SESC Paulo Autran, de Taguatinga, de 30/03 a 02/04, às 20h. Entrada franca.
Duração: de aproximadamente 100 minutos, cada sessão
Não recomendado para menores de 18 anos
Os textos:
AUTÓPSIA I: Quando as máquinas param – O cotidiano de um casal jovem, abalado pelo desemprego e desesperança. A chegada inesperada de um filho coloca a relação em cheque; Navalha na carne – O que está à espera de uma prostituta velha ao final de uma noite de trabalho? A trama e o conflito se desencadeiam quando, ao chegar em casa, ela se depara com seu gigolô exigindo grana. Dinheiro que ela teria que deixar para ele. Quem teria roubado? A prostituta, Neusa, entre solidão e desamparo, desabafa: “Será que a gente é gente? Será que eu, você, todo mundo que “tá” aqui é gente?”; e Querô: Uma Reportagem Maldita – No seu leito de morte, Querô, um garoto de rua que carrega o fardo da morte de sua mãe, suicídio por ingestão de querosene, em seu apelido, fala sobre sua vida despertando todos os fantasmas que sempre o perseguiram: miséria, violência, solidão, descaso, desesperança…
AUTÓPSIA II: Dois Perdidos Numa Noite Suja – O convívio entre dois homens em situação de precariedade. Seus sonhos? O que são capazes de fazer para conquistarem seus desejos? O que um tem, que desperta interesse no outro? O que as diferenças entre eles custa aos dois? Apenas um sobreviverá; e O Abajur Lilás – Uma cafetina, seu comparsa e três prostitutas. Um pequeno quarto, onde as recebem seus clientes e dormem, é o espaço para constantes disputas entre opressores e oprimidos. Cacos de um abajur, no chão, são o estopim para uma violenta discussão sobre. Alguém vai “pagar” com a própria vida.
AUTÓPSIA III: Balada de um palhaço – reflete pensamentos acerca da ética, da arte e da estética.
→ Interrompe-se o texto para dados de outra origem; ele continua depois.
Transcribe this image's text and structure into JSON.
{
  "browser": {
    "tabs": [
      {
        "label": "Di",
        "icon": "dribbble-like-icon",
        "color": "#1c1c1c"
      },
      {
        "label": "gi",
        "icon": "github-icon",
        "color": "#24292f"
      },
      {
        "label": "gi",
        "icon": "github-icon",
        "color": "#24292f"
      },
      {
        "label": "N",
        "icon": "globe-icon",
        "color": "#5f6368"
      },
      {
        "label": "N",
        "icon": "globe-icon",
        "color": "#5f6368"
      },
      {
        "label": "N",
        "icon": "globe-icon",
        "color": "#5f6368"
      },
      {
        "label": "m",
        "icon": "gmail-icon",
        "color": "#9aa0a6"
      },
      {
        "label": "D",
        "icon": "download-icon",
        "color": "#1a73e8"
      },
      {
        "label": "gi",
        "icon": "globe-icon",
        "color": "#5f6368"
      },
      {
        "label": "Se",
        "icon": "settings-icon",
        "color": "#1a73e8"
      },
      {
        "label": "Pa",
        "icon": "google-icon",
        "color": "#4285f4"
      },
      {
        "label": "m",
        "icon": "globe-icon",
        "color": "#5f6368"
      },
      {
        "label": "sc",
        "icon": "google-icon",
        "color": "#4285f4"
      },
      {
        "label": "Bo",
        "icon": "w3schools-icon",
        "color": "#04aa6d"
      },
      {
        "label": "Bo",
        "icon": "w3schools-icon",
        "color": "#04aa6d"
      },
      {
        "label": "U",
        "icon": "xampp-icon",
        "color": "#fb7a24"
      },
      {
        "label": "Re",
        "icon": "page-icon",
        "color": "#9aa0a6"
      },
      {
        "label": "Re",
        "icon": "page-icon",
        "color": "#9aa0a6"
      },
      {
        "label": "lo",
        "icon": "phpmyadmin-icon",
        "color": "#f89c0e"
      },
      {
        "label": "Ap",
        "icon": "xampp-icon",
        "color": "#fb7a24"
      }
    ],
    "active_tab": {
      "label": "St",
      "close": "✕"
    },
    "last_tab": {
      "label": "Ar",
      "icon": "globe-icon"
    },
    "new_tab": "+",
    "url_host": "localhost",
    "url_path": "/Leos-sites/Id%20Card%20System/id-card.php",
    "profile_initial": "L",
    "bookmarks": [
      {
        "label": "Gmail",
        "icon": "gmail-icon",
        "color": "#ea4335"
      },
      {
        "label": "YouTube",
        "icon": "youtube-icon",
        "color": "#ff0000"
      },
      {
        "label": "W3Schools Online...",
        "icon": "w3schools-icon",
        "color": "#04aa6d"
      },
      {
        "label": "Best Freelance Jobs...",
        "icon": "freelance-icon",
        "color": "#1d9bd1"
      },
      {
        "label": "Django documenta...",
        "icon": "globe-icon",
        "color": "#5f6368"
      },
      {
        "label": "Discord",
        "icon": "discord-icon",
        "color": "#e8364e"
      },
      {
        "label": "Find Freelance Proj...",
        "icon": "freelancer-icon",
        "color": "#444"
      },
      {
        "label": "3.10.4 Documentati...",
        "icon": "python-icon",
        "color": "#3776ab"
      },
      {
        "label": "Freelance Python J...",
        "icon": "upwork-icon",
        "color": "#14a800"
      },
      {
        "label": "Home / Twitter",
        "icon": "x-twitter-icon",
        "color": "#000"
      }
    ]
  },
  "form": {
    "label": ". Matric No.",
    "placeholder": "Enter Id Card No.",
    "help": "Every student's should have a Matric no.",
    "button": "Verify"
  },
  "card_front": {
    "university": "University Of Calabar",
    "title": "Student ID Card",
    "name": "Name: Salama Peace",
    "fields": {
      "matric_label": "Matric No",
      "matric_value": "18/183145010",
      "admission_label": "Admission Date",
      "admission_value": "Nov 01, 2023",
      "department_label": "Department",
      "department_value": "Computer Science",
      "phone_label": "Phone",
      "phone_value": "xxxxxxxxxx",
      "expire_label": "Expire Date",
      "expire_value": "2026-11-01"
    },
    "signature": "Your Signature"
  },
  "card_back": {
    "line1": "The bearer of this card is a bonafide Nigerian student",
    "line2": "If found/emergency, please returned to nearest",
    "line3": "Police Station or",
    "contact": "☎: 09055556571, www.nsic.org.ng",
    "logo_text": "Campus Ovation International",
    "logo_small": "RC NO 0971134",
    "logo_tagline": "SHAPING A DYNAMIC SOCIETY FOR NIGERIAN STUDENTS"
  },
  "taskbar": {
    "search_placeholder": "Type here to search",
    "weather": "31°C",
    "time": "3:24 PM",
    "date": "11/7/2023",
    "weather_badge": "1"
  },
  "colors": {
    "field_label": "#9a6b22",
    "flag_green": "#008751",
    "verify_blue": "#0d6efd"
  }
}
Drama entre três personagens que dividem um único espaço, que pode ser um picadeiro de circo, um altar, a sala de um puteiro, o salão de um bar e até uma praça; Barrela – Conta a história de detentos, que dividem a mesma cela. A situação se agrava com a chegada de um jovem de classe média, preso durante briga em bar. O jovem é violentado pelos demais o que só acirra as discussões; e A Mancha Roxa – Seis mulheres confinadas em uma cela de uma penitenciária. Velhas, doentes, excluídas e consideradas a escória, elas vivem em total abandono. Descobrem que são portadoras do vírus HIV, menos uma. O fato de ela ser o negativo no meio das outras soropositivos, cria um sentimento de revolta que leva à tomada uma medida desesperada.
AUTÓPSIA IV: Oração para um Pé de Chinelo – Um retrato da violência, da luta pela sobrevivência, do medo, da marginalidade. Três pessoas nada parecidas, mas com algumas coisas em comum: cada uma com seu vício, cada uma com sua sina, cada uma vivendo o seu desespero. O quão esquizofrênica pode chegar a necessidade da confiança entre os ditos bandidos, e a desconfiança da delação que sempre vai existir entre eles?; e Homens de Papel – A rotina de um grupo de catadores que, revoltados com a exploração do intermediário, querem paralisar a coleta. Em meio a este cenário chega à comunidade um casal com uma filha doente. Os novatos, alheios à realidade do grupo, querem trabalhar para levar a filha a um médico.